Scusate la lunghezza dei Ricordi

C’era una volta la Scuola. Vi aleggiava, eterno, un odore acre come di varichina. Era soltanto il detersivo economico usato, in dosi industriali, dalle bidelle. Ti ci abituavi subito e manco più ti dava fastidio, alla fine.

La campanella era l’unica voce permessa oltre quelle dei docenti. Crescevamo nelle foto di classe, per lo più in bianco e nero: schierati di anno in anno senza un sorriso, “seri e compunti” – come si diceva allora per rendere orgogliosi mamma e papà.

C’era una volta la Parrocchia. Quando il Tempo cominciò a regalare qualche mollica di novità, cominciammo a trovarci pure un televisore di seconda umana e non soltanto il solito biliardino. Zì Prete dispensava litanie e ceffoni dietro la nuca dei più indisciplinati. Allora, bastava poco per buscarsi la classica “palìata” e se ti andavi a lamentare a casa, prendevi pure il resto. Dio ancora frequentava le canoniche, si sedeva sulle sue sedie di paglia e ascoltava le chiacchiere di tutti.

C’era una volta il Vicolo Con un po’ di fortuna esplodeva d’improvviso in una piazza appena dietro l’angolo. Era il regno dei panni stesi, il paradiso dei pomodori messi a seccare. Tutti i rumori delle case presenti ai lati finivano in questo imbuto e giocavano a nascondino con gli odori forti delle cucine. I ragazzini rincorrevano il vecchio “SuperTele”, il pallone di plastica economico tanto leggero da essere conosciuto col nomignolo di “Vola-Vìnt”. Il progresso ci portò il “Supersantos”.

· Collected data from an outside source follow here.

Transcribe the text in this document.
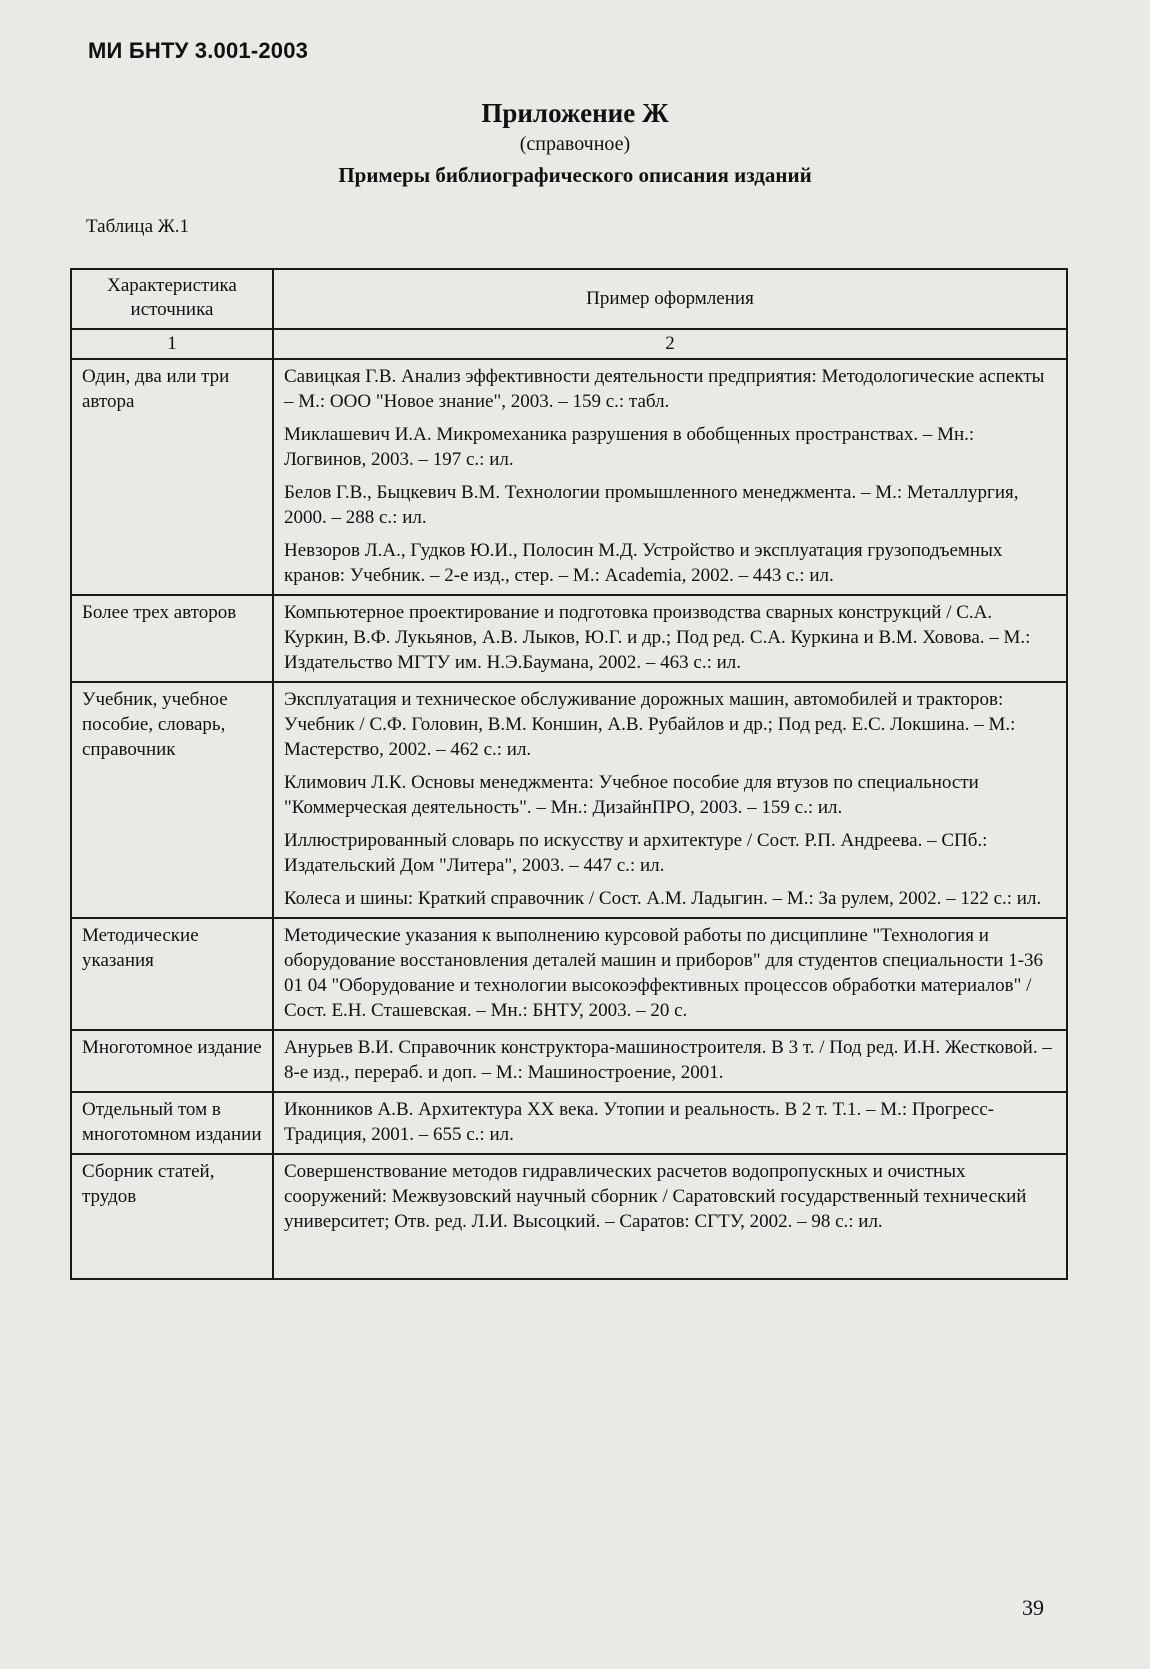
МИ БНТУ 3.001-2003
Приложение Ж
(справочное)
Примеры библиографического описания изданий
Таблица Ж.1
Характеристика источника	Пример оформления
1	2
Один, два или три автора	Савицкая Г.В. Анализ эффективности деятельности предприятия: Методологические аспекты – М.: ООО "Новое знание", 2003. – 159 с.: табл.

Миклашевич И.А. Микромеханика разрушения в обобщенных пространствах. – Мн.: Логвинов, 2003. – 197 с.: ил.

Белов Г.В., Быцкевич В.М. Технологии промышленного менеджмента. – М.: Металлургия, 2000. – 288 с.: ил.

Невзоров Л.А., Гудков Ю.И., Полосин М.Д. Устройство и эксплуатация грузоподъемных кранов: Учебник. – 2-е изд., стер. – М.: Academia, 2002. – 443 с.: ил.

Более трех авторов	Компьютерное проектирование и подготовка производства сварных конструкций / С.А. Куркин, В.Ф. Лукьянов, А.В. Лыков, Ю.Г. и др.; Под ред. С.А. Куркина и В.М. Ховова. – М.: Издательство МГТУ им. Н.Э.Баумана, 2002. – 463 с.: ил.

Учебник, учебное пособие, словарь, справочник	Эксплуатация и техническое обслуживание дорожных машин, автомобилей и тракторов: Учебник / С.Ф. Головин, В.М. Коншин, А.В. Рубайлов и др.; Под ред. Е.С. Локшина. – М.: Мастерство, 2002. – 462 с.: ил.

Климович Л.К. Основы менеджмента: Учебное пособие для втузов по специальности "Коммерческая деятельность". – Мн.: ДизайнПРО, 2003. – 159 с.: ил.

Иллюстрированный словарь по искусству и архитектуре / Сост. Р.П. Андреева. – СПб.: Издательский Дом "Литера", 2003. – 447 с.: ил.

Колеса и шины: Краткий справочник / Сост. А.М. Ладыгин. – М.: За рулем, 2002. – 122 с.: ил.

Методические указания	Методические указания к выполнению курсовой работы по дисциплине "Технология и оборудование восстановления деталей машин и приборов" для студентов специальности 1-36 01 04 "Оборудование и технологии высокоэффективных процессов обработки материалов" / Сост. Е.Н. Сташевская. – Мн.: БНТУ, 2003. – 20 с.

Многотомное издание	Анурьев В.И. Справочник конструктора-машиностроителя. В 3 т. / Под ред. И.Н. Жестковой. – 8-е изд., перераб. и доп. – М.: Машиностроение, 2001.

Отдельный том в многотомном издании	Иконников А.В. Архитектура XX века. Утопии и реальность. В 2 т. Т.1. – М.: Прогресс-Традиция, 2001. – 655 с.: ил.

Сборник статей, трудов	Совершенствование методов гидравлических расчетов водопропускных и очистных сооружений: Межвузовский научный сборник / Саратовский государственный технический университет; Отв. ред. Л.И. Высоцкий. – Саратов: СГТУ, 2002. – 98 с.: ил.

39
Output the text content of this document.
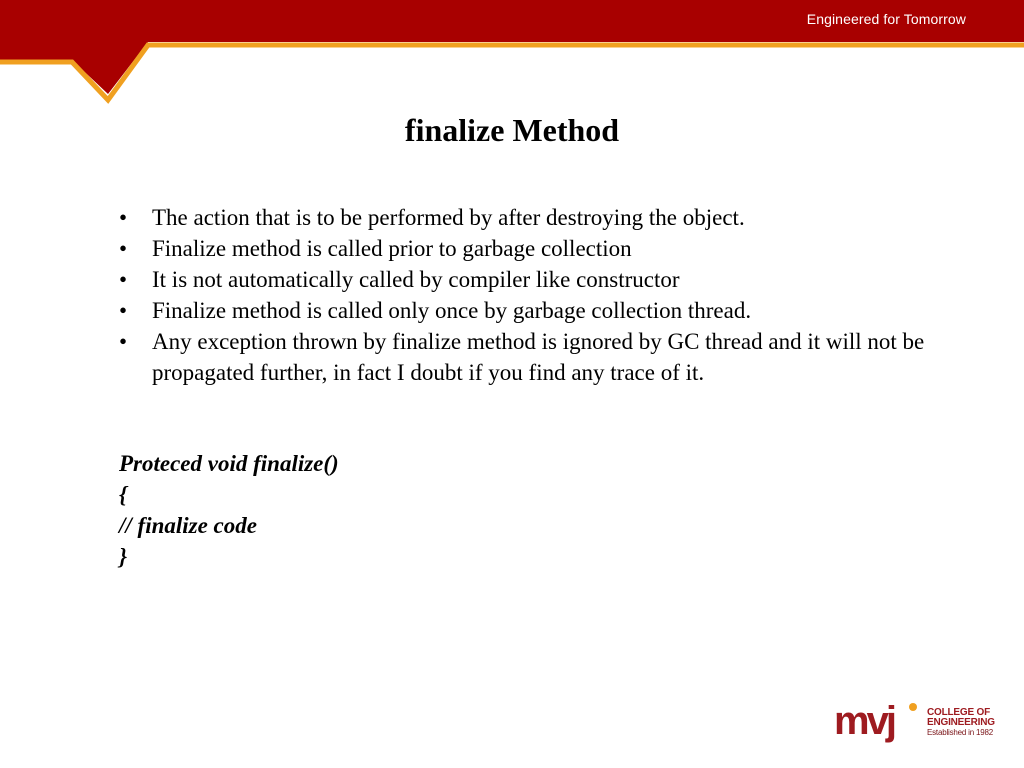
Engineered for Tomorrow
finalize Method
• The action that is to be performed by after destroying the object.
• Finalize method is called prior to garbage collection
• It is not automatically called by compiler like constructor
• Finalize method is called only once by garbage collection thread.
• Any exception thrown by finalize method is ignored by GC thread and it will not be propagated further, in fact I doubt if you find any trace of it.
Proteced void finalize()
{
// finalize code
}
mvj	COLLEGE OF
ENGINEERING
Established in 1982
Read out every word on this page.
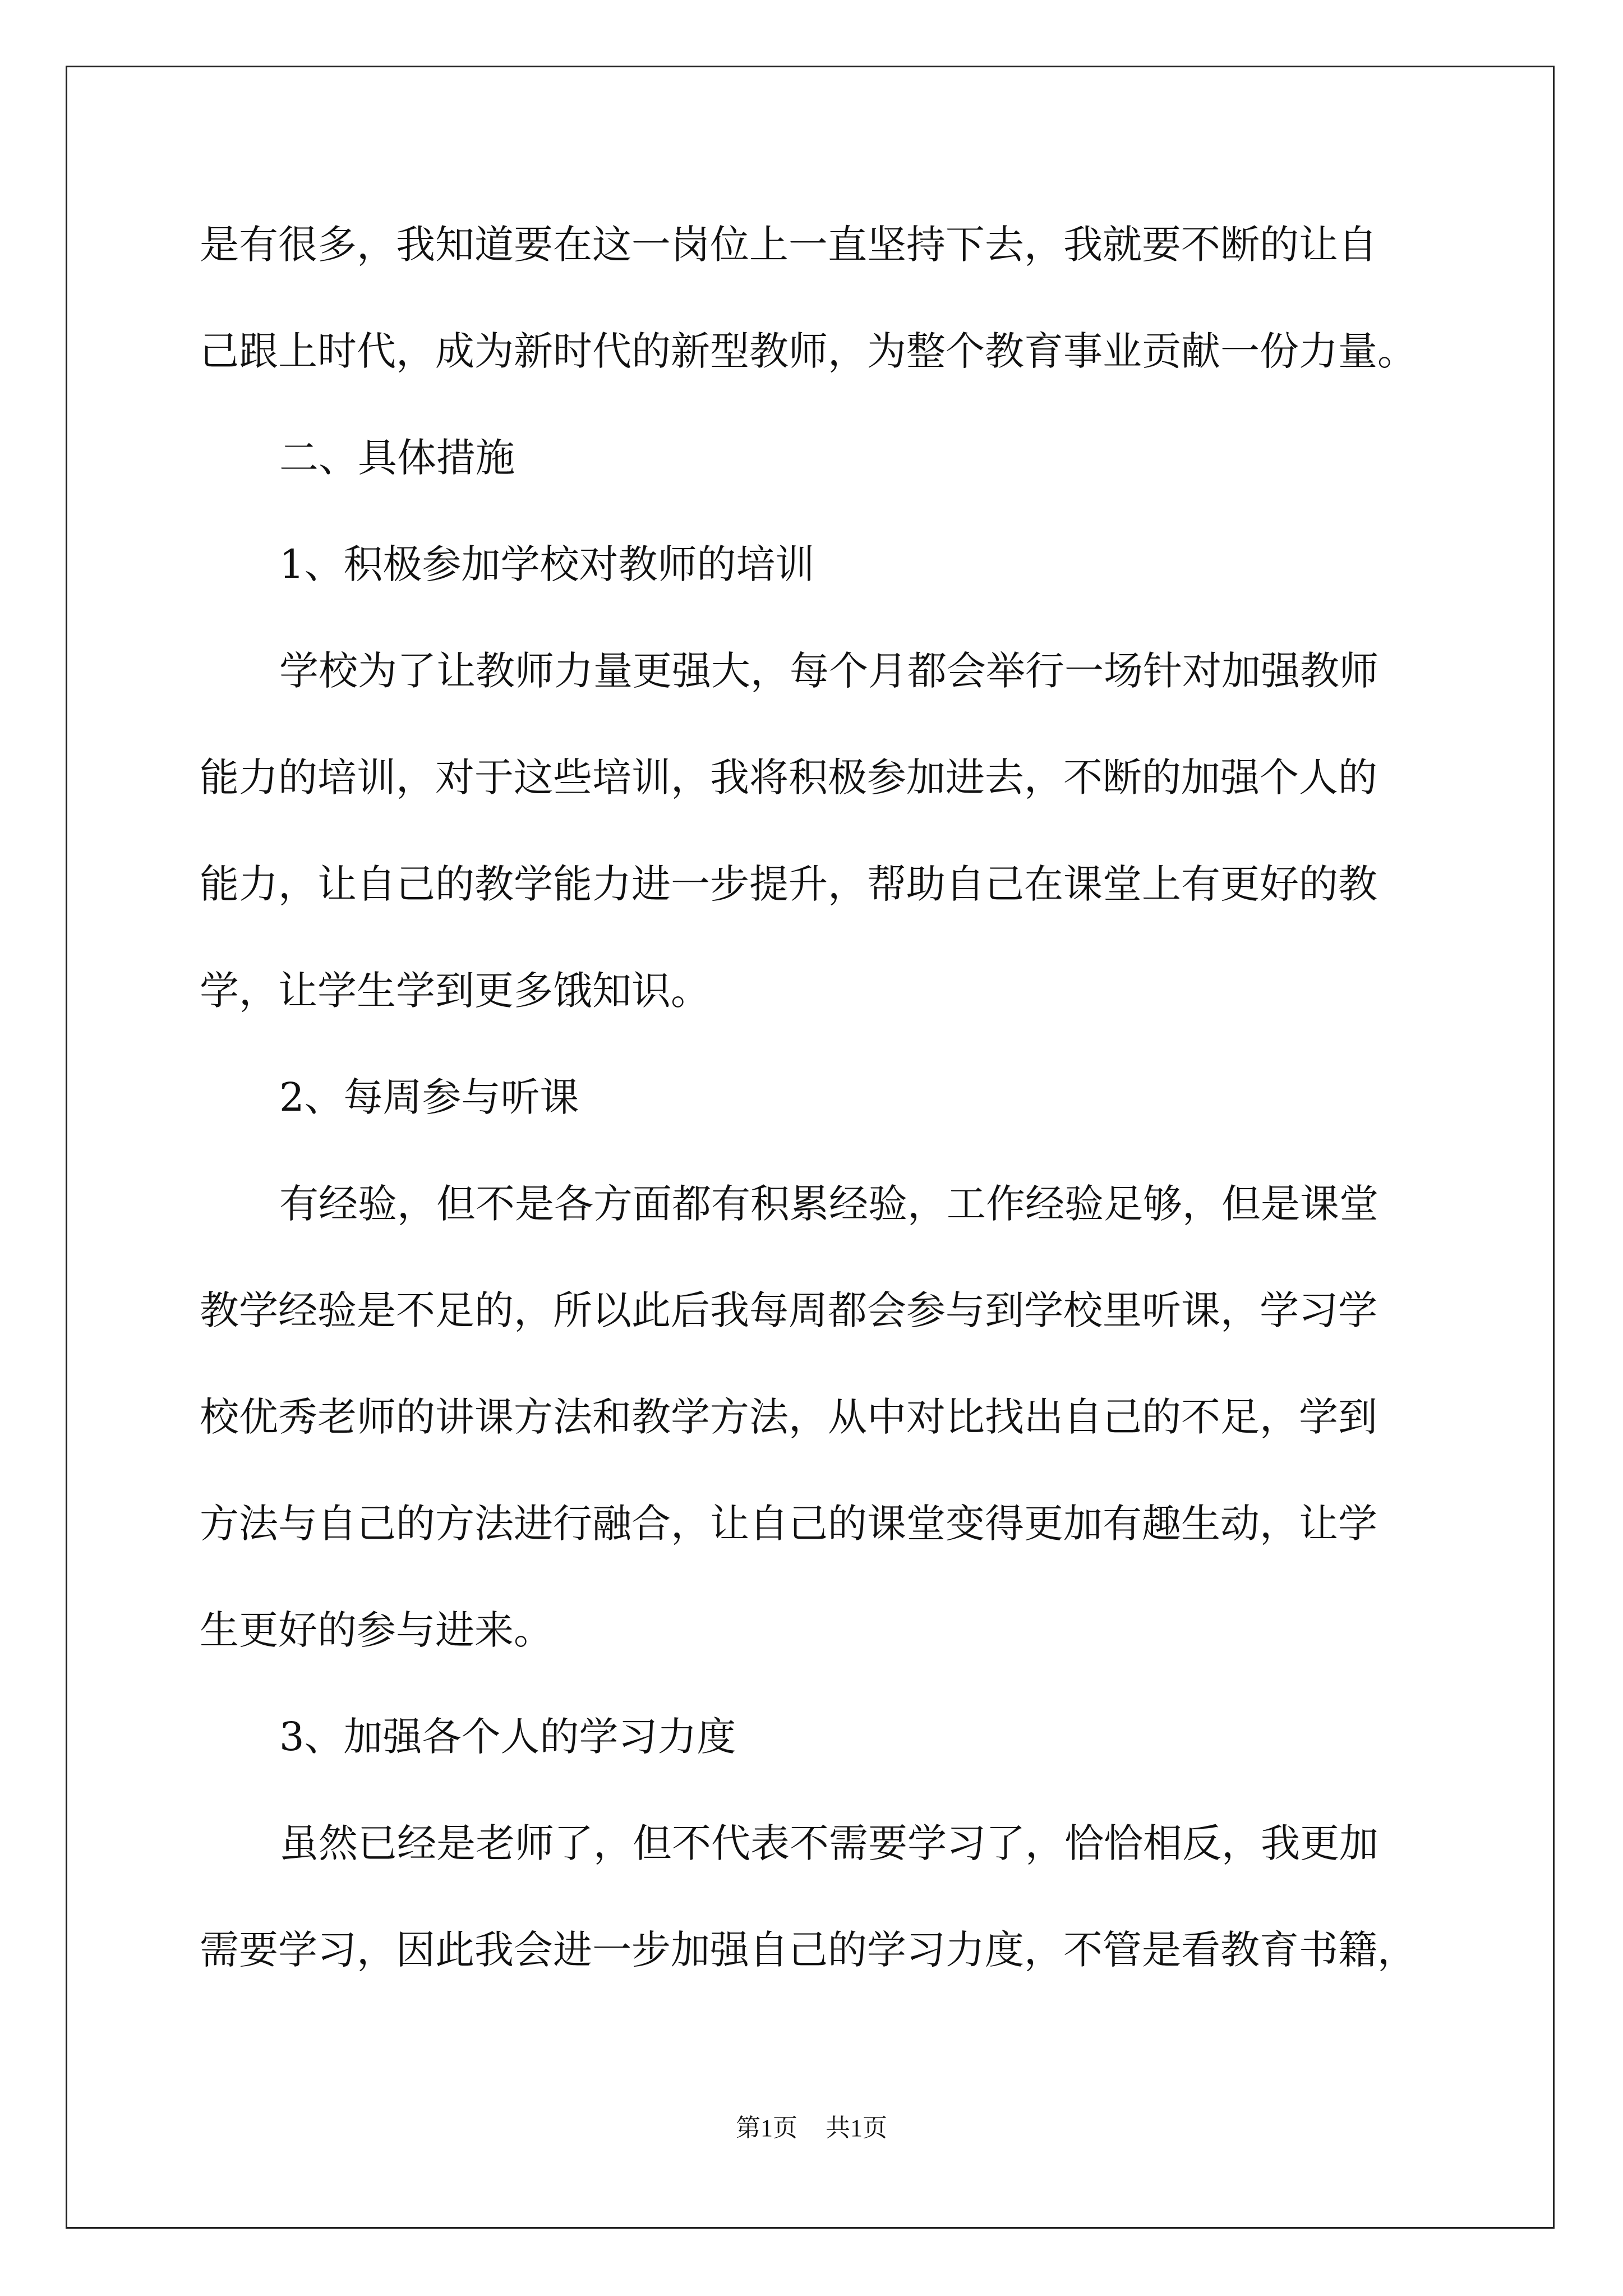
是有很多，我知道要在这一岗位上一直坚持下去，我就要不断的让自
己跟上时代，成为新时代的新型教师，为整个教育事业贡献一份力量。
二、具体措施
1、积极参加学校对教师的培训
学校为了让教师力量更强大，每个月都会举行一场针对加强教师
能力的培训，对于这些培训，我将积极参加进去，不断的加强个人的
能力，让自己的教学能力进一步提升，帮助自己在课堂上有更好的教
学，让学生学到更多饿知识。
2、每周参与听课
有经验，但不是各方面都有积累经验，工作经验足够，但是课堂
教学经验是不足的，所以此后我每周都会参与到学校里听课，学习学
校优秀老师的讲课方法和教学方法，从中对比找出自己的不足，学到
方法与自己的方法进行融合，让自己的课堂变得更加有趣生动，让学
生更好的参与进来。
3、加强各个人的学习力度
虽然已经是老师了，但不代表不需要学习了，恰恰相反，我更加
需要学习，因此我会进一步加强自己的学习力度，不管是看教育书籍，
第1页 共1页
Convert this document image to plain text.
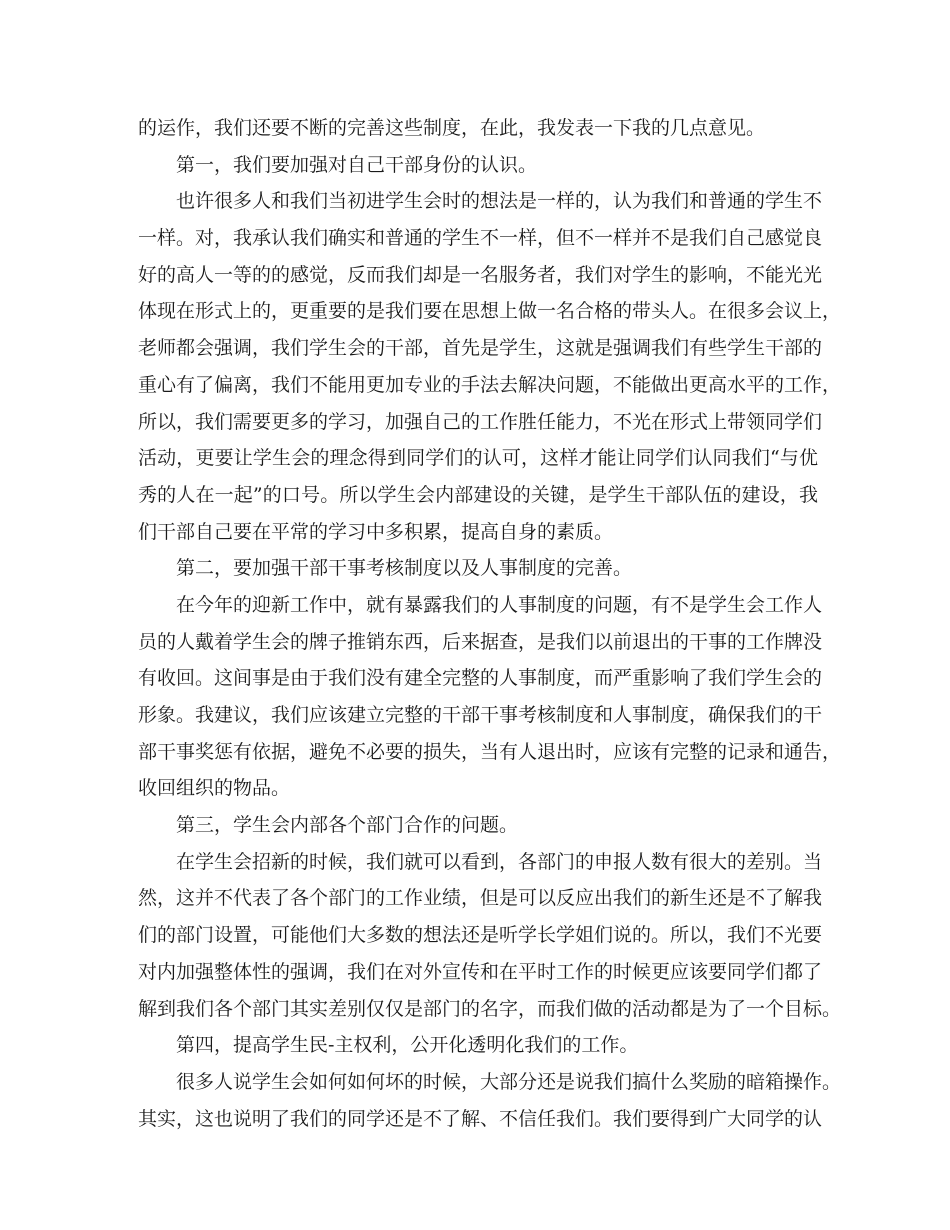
的运作，我们还要不断的完善这些制度，在此，我发表一下我的几点意见。
第一，我们要加强对自己干部身份的认识。
也许很多人和我们当初进学生会时的想法是一样的，认为我们和普通的学生不
一样。对，我承认我们确实和普通的学生不一样，但不一样并不是我们自己感觉良
好的高人一等的的感觉，反而我们却是一名服务者，我们对学生的影响，不能光光
体现在形式上的，更重要的是我们要在思想上做一名合格的带头人。在很多会议上，
老师都会强调，我们学生会的干部，首先是学生，这就是强调我们有些学生干部的
重心有了偏离，我们不能用更加专业的手法去解决问题，不能做出更高水平的工作，
所以，我们需要更多的学习，加强自己的工作胜任能力，不光在形式上带领同学们
活动，更要让学生会的理念得到同学们的认可，这样才能让同学们认同我们“与优
秀的人在一起”的口号。所以学生会内部建设的关键，是学生干部队伍的建设，我
们干部自己要在平常的学习中多积累，提高自身的素质。
第二，要加强干部干事考核制度以及人事制度的完善。
在今年的迎新工作中，就有暴露我们的人事制度的问题，有不是学生会工作人
员的人戴着学生会的牌子推销东西，后来据查，是我们以前退出的干事的工作牌没
有收回。这间事是由于我们没有建全完整的人事制度，而严重影响了我们学生会的
形象。我建议，我们应该建立完整的干部干事考核制度和人事制度，确保我们的干
部干事奖惩有依据，避免不必要的损失，当有人退出时，应该有完整的记录和通告，
收回组织的物品。
第三，学生会内部各个部门合作的问题。
在学生会招新的时候，我们就可以看到，各部门的申报人数有很大的差别。当
然，这并不代表了各个部门的工作业绩，但是可以反应出我们的新生还是不了解我
们的部门设置，可能他们大多数的想法还是听学长学姐们说的。所以，我们不光要
对内加强整体性的强调，我们在对外宣传和在平时工作的时候更应该要同学们都了
解到我们各个部门其实差别仅仅是部门的名字，而我们做的活动都是为了一个目标。
第四，提高学生民-主权利，公开化透明化我们的工作。
很多人说学生会如何如何坏的时候，大部分还是说我们搞什么奖励的暗箱操作。
其实，这也说明了我们的同学还是不了解、不信任我们。我们要得到广大同学的认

C’era una vota la Famiglia. Con i suoi orari, i suoi riti e le regole uguali per tutte le case. Tuo padre ti guardava e dovevi “capire” da te che ordine partisse dalle sue pupille. Le madri avevano modi più spiccioli: quando c’era da far capire “come andavano le cose”, ecco che veniva disturbato il fidato battipanni di legno e giù di santa ragione, perché “chi ti vuole bene ti fa piangere”. E le mamme di un tempo ne volevano pure troppo, di “bene”, ai loro figli.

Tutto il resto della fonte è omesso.